Martin Gayford writing about Kano Sansetsu’s Old Plum (1646), comprising four sliding door panels, may be read as equally relevant to Flora Scales’s Orchard with Plum Tree [3] [BC073]: “…no distance, no recession – and yet the impression of volume, growth and space is stunning.” – Hockney, David and Martin Gayford, A History of Pictures, Thames & Hudson, 2016, pg 280
Images taken from photographic transparency slides. These are the only images recorded of this work, its location is unknown.

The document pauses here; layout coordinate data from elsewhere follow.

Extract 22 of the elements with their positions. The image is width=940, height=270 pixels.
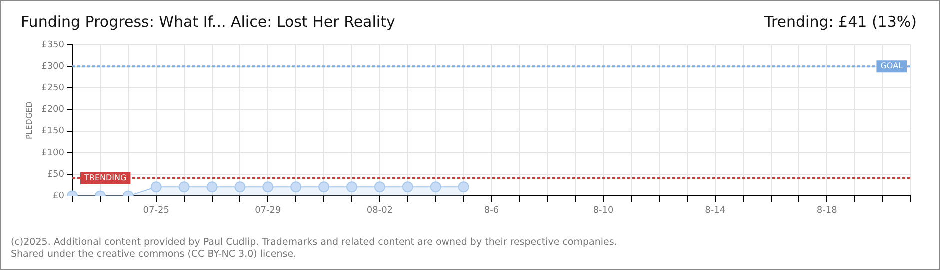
text: Shared under the creative commons (CC BY-NC 3.0) license. bbox=[11, 249, 298, 261]
y-tick-label: £300 bbox=[42, 62, 65, 72]
text: (c)2025. Additional content provided by Paul Cudlip. Trademarks and related content are owned by their respective companies. bbox=[11, 237, 618, 249]
ref-line-label: GOAL bbox=[880, 62, 904, 71]
x-tick-label: 07-29 bbox=[255, 206, 282, 216]
y-tick-label: £0 bbox=[53, 192, 65, 202]
y-axis-title: PLEDGED bbox=[24, 102, 34, 140]
ref-line-label: TRENDING bbox=[84, 174, 127, 183]
x-tick-label: 8-10 bbox=[593, 206, 614, 216]
x-tick-label: 08-02 bbox=[366, 206, 394, 216]
x-tick-label: 07-25 bbox=[143, 206, 170, 216]
y-tick-label: £350 bbox=[42, 40, 65, 50]
text: Trending: £41 (13%) bbox=[764, 13, 917, 31]
chart-title: Funding Progress: What If... Alice: Lost Her Reality bbox=[21, 13, 396, 31]
x-tick-label: 8-6 bbox=[484, 206, 500, 216]
y-tick-label: £150 bbox=[42, 126, 65, 137]
y-tick-label: £50 bbox=[47, 170, 65, 180]
y-tick-label: £200 bbox=[42, 105, 65, 116]
y-tick-label: £250 bbox=[42, 84, 65, 94]
y-tick-label: £100 bbox=[42, 148, 65, 158]
x-tick-label: 8-14 bbox=[705, 206, 726, 216]
x-tick-label: 8-18 bbox=[816, 206, 838, 216]
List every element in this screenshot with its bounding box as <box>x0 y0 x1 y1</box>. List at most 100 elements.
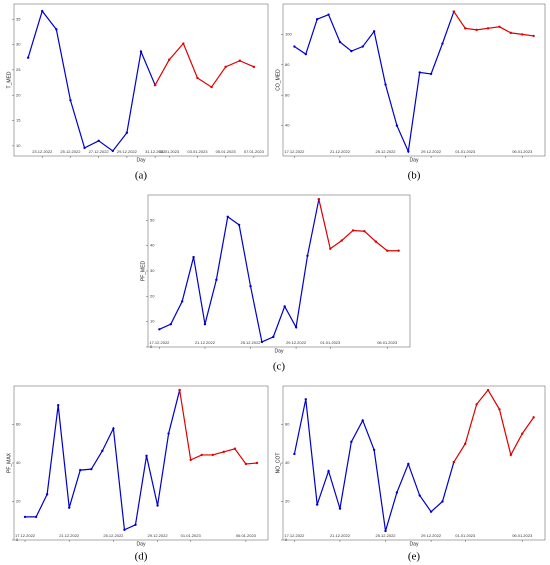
y-axis-label: T_MED <box>6 71 12 88</box>
x-tick-label: 31.12.2022 <box>145 149 166 154</box>
point <box>79 468 82 472</box>
x-tick-label: 06.01.2023 <box>377 340 398 345</box>
y-axis-label: PF_MED <box>140 260 146 281</box>
x-tick-label: 25.12.2022 <box>60 149 81 154</box>
point <box>395 124 399 127</box>
point <box>97 139 100 142</box>
point <box>112 427 115 430</box>
y-tick-label: 10 <box>16 143 21 148</box>
point <box>56 404 60 407</box>
series-line <box>318 199 399 252</box>
x-tick-label: 01.01.2023 <box>455 149 476 154</box>
point <box>196 76 199 80</box>
x-tick-label: 29.12.2022 <box>421 149 442 154</box>
point <box>294 326 298 329</box>
x-axis-label: Day <box>137 541 146 547</box>
y-tick-label: 40 <box>285 460 290 465</box>
point <box>169 323 172 326</box>
plot-frame <box>282 385 546 541</box>
point <box>361 45 364 48</box>
x-tick-label: 21.12.2022 <box>59 533 80 538</box>
y-tick-label: 100 <box>285 31 292 36</box>
point <box>211 453 214 457</box>
x-tick-label: 17.12.2022 <box>284 533 305 538</box>
panel-caption: (e) <box>408 551 421 563</box>
series-line <box>159 199 320 343</box>
x-axis-label: Day <box>410 541 419 547</box>
point <box>203 323 207 326</box>
y-tick-label: 40 <box>285 123 290 128</box>
x-axis-label: Day <box>410 157 419 163</box>
point <box>521 33 524 36</box>
point <box>222 450 226 454</box>
y-tick-label: 60 <box>285 92 290 97</box>
y-tick-label: 40 <box>16 460 21 465</box>
point <box>441 500 444 503</box>
x-tick-label: 29.12.2022 <box>421 533 442 538</box>
x-tick-label: 29.12.2022 <box>117 149 138 154</box>
point <box>329 247 332 250</box>
point <box>111 149 114 153</box>
x-axis-label: Day <box>275 348 284 354</box>
x-tick-label: 06.01.2023 <box>512 533 533 538</box>
y-axis-label: CO_MED <box>275 69 281 91</box>
point <box>306 254 309 257</box>
series-line <box>453 11 534 37</box>
point <box>498 25 501 28</box>
point <box>486 388 490 392</box>
y-tick-label: 30 <box>16 42 21 47</box>
point <box>215 278 218 282</box>
point <box>26 56 30 59</box>
point <box>395 491 399 494</box>
point <box>315 503 319 506</box>
point <box>532 416 535 419</box>
point <box>418 494 421 497</box>
series-line <box>27 9 156 152</box>
x-tick-label: 17.12.2022 <box>149 340 170 345</box>
point <box>386 249 389 252</box>
point <box>372 30 376 33</box>
point <box>464 27 467 30</box>
point <box>101 449 104 453</box>
point <box>521 432 524 435</box>
point <box>441 42 444 45</box>
panel: 0 20 40 60 17.12.2022 21.12.2022 25.12.2022 29.… <box>275 385 546 563</box>
point <box>224 65 227 69</box>
point <box>238 59 241 62</box>
x-tick-label: 25.12.2022 <box>241 340 262 345</box>
x-tick-label: 05.01.2023 <box>216 149 237 154</box>
point <box>429 72 433 76</box>
y-tick-label: 0 <box>16 537 19 542</box>
y-tick-label: 10 <box>150 319 155 324</box>
y-axis-label: NO_COT <box>275 453 281 474</box>
point <box>249 285 252 288</box>
point <box>374 240 378 243</box>
x-tick-label: 25.12.2022 <box>376 149 397 154</box>
x-tick-label: 06.01.2023 <box>512 149 533 154</box>
x-tick-label: 03.01.2023 <box>187 149 208 154</box>
x-tick-label: 01.01.2023 <box>320 340 341 345</box>
point <box>180 300 184 303</box>
y-tick-label: 20 <box>16 499 21 504</box>
point <box>338 507 342 510</box>
point <box>350 49 353 53</box>
y-tick-label: 60 <box>16 422 21 427</box>
point <box>397 249 400 252</box>
plot-frame <box>282 3 546 157</box>
x-tick-label: 25.12.2022 <box>103 533 124 538</box>
panel-caption: (a) <box>135 170 148 182</box>
y-tick-label: 0 <box>150 344 153 349</box>
x-tick-label: 17.12.2022 <box>284 149 305 154</box>
point <box>315 18 319 21</box>
point <box>182 42 185 45</box>
y-tick-label: 50 <box>150 217 155 222</box>
plot-frame <box>13 3 269 157</box>
point <box>475 403 478 406</box>
point <box>158 328 161 331</box>
point <box>498 408 501 411</box>
point <box>23 515 27 519</box>
point <box>156 504 159 507</box>
point <box>41 9 44 13</box>
x-tick-label: 01.01.2023 <box>455 533 476 538</box>
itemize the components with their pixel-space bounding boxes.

Foreword by Colin McCahon, Helen F V Scales exhibition catalogue, Auckland City Art Gallery, New New Zealand, November 1975
‘Flora Scales Work on Show’ by T. J. McNamara, New Zealand Herald, 9 January 1976
'Art award a lottery for losers' by James Ross, The Week, 16 July 1976, pg 17
‘A Personal Reminiscence’ by Gretchen Albrecht, Art New Zealand, issue 37, 1985, pg 52
“Also displayed along with the self-portraits was a group of Orchard with Plum Tree [BC071-BC075, BC077] paintings, exquisitely beautiful in their blushes and strokes of paint; edges dissolving and reassembling in planes of colour, and revealing an intelligent understanding of post-cubist ideas derived from Cézanne’s principles of organising pictorial space. My response to the poetic vision of these paintings was immediate and intense, and I left the Gallery driven by an urgent desire to meet and speak to the woman who had painted them.”
'A Friend of Flora' by Gretchen Albrecht, Flora Scales, The Suter Te Aratoi o Whakatū, Nelson, New Zealand, 2018, pp 39-43
“My response to these self portraits [Portrait 2 [BC065], Portrait 3 [BC066], Portrait 1 [BC120]] and a poetic group of landscapes all titled ‘ Orchard and Plum Tree’ [BC071-BC075, BC077], with their strokes of paint dissolving and reassembling edges and planes of colour, was immediate and intense. I left the gallery driven by an urgent desire to meet and speak to the woman who had painted them...For me she was living proof that painting could stand at the core of a woman’s life and sustain her through anything. She was humble and unambitious for herself but always hungry for painting knowledge, which ended in her 98th year. I am richer for having known and loved her.”